Sojin’s ancient predecessors inform the form — as much as the purpose — of her work. Five thousand years ago, she says, “[nail artists] were using ingredients from nature: gelatine, gold, egg whites, beeswax, dyes from rose and orchid petals, which, to me, is so poetic and expressive.” Drawing equally from these ancestral techniques and her own experience, Sojin’s work centres nature, reflecting the artist’s awe and curiosity toward the world around her.
During the time she was earning her beautician licence, Sojin was also learning to scuba dive. Her earliest designs were inspired by these underwater explorations: diamanté starfish, watercolour sea slugs, pearlescent appliqués and even the waterdrop nails that would become her signature. Sojin charts the droplet styles back to her childhood, “[they] were first seen in the 90s in Asia, but I was attracted to the organic look of them and practised diligently to make them look as realistic as possible, to the point where the nails simply look wet.”

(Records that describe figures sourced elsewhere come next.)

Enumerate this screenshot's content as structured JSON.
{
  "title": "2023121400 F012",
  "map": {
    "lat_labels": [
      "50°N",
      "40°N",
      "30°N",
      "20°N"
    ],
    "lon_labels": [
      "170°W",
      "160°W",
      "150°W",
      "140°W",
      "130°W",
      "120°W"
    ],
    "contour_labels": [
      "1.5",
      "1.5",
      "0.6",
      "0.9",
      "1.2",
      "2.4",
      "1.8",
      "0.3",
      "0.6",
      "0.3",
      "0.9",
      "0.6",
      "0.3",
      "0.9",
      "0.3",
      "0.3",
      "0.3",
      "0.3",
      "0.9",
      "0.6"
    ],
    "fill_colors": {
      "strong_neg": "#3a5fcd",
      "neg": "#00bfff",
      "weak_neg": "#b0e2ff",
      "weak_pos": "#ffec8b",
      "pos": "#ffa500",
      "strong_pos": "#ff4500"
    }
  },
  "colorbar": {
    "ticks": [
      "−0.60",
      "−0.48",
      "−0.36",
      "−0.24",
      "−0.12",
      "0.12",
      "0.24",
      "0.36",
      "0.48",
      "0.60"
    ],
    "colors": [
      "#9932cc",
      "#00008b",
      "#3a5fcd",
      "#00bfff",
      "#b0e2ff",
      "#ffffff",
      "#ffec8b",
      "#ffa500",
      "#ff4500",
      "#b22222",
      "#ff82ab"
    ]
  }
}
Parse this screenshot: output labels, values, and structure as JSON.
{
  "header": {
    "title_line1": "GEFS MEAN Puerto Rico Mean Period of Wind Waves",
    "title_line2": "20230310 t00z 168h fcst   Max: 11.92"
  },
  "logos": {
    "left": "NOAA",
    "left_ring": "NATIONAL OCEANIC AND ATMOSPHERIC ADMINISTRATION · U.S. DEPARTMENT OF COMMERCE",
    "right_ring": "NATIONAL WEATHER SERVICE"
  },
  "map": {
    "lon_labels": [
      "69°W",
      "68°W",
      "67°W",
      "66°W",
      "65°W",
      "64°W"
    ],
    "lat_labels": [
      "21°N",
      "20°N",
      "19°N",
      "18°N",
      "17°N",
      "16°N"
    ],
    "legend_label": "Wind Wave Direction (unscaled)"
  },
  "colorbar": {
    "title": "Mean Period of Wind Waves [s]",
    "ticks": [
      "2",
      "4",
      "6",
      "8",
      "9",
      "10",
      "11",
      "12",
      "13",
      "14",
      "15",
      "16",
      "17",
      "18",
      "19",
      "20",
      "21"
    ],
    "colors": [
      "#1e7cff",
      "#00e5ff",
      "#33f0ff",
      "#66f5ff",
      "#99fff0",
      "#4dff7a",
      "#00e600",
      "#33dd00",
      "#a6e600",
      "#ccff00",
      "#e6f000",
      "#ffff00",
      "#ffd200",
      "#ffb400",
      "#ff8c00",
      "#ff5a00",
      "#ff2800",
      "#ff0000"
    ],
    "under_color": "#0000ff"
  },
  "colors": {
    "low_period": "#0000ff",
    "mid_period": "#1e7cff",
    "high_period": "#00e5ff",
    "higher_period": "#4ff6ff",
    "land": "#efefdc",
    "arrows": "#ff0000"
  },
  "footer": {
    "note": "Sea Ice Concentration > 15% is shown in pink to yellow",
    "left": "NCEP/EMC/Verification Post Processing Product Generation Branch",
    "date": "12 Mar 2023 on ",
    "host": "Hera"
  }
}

Sojin’s work isn’t simply inspired by nature. Many of her most intricate and unique designs are sculpted from nature, itself, crafted from organic and found objects foraged during the artist’s many and frequent forays into the wilderness. On a recent trip to Central America, she collected the moss, volcanic rocks, oyster shells and snakeskin that would later be transformed into “mermaid nails”, manicures from the literal depths of the ocean.
Among the shells and seaweed sourced in Mexico, Sojin’s most interesting find was less than organic: “Sea glass,” she says. “Washed up broken soda bottles that were discarded by humans but have been transformed by the ocean’s power into beautiful pieces of colourful glass.” After arriving home, she created a mosaic-style manicure from the ocean-tumbled shards.
Sojin’s sea glass look is far from her first foray into the realm of glass nails. It all started in 2020, when she was gifted a set of mini glass sculptures by friend and glass-blower Grace Wardlaw. “I realised they are the most glamorous jewellery you could have on your hand,” she says. Sojin’s spiralling glass manicures — some which take the form of flowers and insects — are impressive in their intricacy. They capture the material’s fragility and even evoke a frisson of danger (the heightened stakes of ‘breaking a nail’). However, they also bring a new sensuality to a material notorious for being untouchable. Sojin’s secret to making glassware wearable: “Us[ing] building gel, which is very resin-like, to give more longevity to the glass,” she explains. “I get to coat the broken glass pieces with gel and the sharp edges get covered and they create these globular forms.”
Sojin’s surreal glass nails have adorned the fingertips of some of pop culture’s most otherworldly icons including Billie Eilish, Kim Kardashian and even Lil Nas X. Grimes wore a dagger-like set in the futuristic video for single “Shinagami Eyes.” At the 2021 Met Gala, Hunter Schafer accessorised her sci-fi Prada look with whiteout contact lenses and a smattering of crystalline flowers. Recently, Sojin decked friend Shygirl’s nails in glass beads for a concert held at LA’s Regent Theatre. “I was in shock watching all the lights reflecting off her hands,” she says. “They looked like a galaxy of stars.”